The Huey’s skids lifted.

“Get us away from here as quickly as possible,” Valika told the pilot.

He responded by nosing over and dropping altitude along the slope of the mountain to gain speed. Valika turned and looked back, waiting.

The acid ate through, activating the detonators.

Raisor’s essence was right next to the first of the fuel tanks. He would have laughed if he had had a mouth to issue the sound.

All four tanks exploded, ripping through the levels of Bright Gate.

Dalton staggered.

“What the hell was that?” Hammond cried out as she fell to her knees.

The entire mountain trembled. Dalton could see the night sky on the other side of the grate. His fingers scrambled around, trying to find a latch. He could hear something coming from behind them, like a freight train out of control.

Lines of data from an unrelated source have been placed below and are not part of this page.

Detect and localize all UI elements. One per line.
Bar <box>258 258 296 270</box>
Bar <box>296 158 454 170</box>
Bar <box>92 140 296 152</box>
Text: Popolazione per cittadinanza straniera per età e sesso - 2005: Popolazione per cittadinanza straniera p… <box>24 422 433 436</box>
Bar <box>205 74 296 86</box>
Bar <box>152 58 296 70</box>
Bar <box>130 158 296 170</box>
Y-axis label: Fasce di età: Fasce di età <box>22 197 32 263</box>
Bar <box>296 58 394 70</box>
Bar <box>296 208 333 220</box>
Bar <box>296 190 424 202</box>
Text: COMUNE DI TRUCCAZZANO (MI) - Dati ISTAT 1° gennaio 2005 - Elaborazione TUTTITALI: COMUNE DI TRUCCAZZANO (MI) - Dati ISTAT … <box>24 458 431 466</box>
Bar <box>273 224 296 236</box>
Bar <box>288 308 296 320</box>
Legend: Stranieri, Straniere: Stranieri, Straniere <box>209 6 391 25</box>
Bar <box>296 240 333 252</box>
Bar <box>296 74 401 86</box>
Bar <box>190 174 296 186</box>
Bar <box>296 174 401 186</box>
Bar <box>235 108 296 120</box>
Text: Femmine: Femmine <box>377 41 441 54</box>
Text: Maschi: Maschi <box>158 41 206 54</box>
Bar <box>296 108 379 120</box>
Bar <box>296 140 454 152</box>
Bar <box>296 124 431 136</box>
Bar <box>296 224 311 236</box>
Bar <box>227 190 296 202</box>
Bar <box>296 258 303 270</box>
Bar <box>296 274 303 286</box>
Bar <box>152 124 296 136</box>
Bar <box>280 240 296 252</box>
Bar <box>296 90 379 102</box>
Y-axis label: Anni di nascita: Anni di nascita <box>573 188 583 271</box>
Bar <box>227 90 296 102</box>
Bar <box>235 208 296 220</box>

He gave up looking for a latch and threw his shoulder into it, feeling the pain of his recent wound reopening. The grate didn’t give. He yelled and threw himself against it once more, holding nothing back, feeling the shock of hitting the metal through every cell of his being, but it gave way and he tumbled out, half expecting to go sliding down the mountain out of control, but instead landing on a ledge. He scrambled to his feet. The sound was getting closer. He grabbed Hammond, pulled her to his chest, then pressed against the side of the mountain, to the right of the opening.

A tongue of flame exploded out of the opening and into the night sky.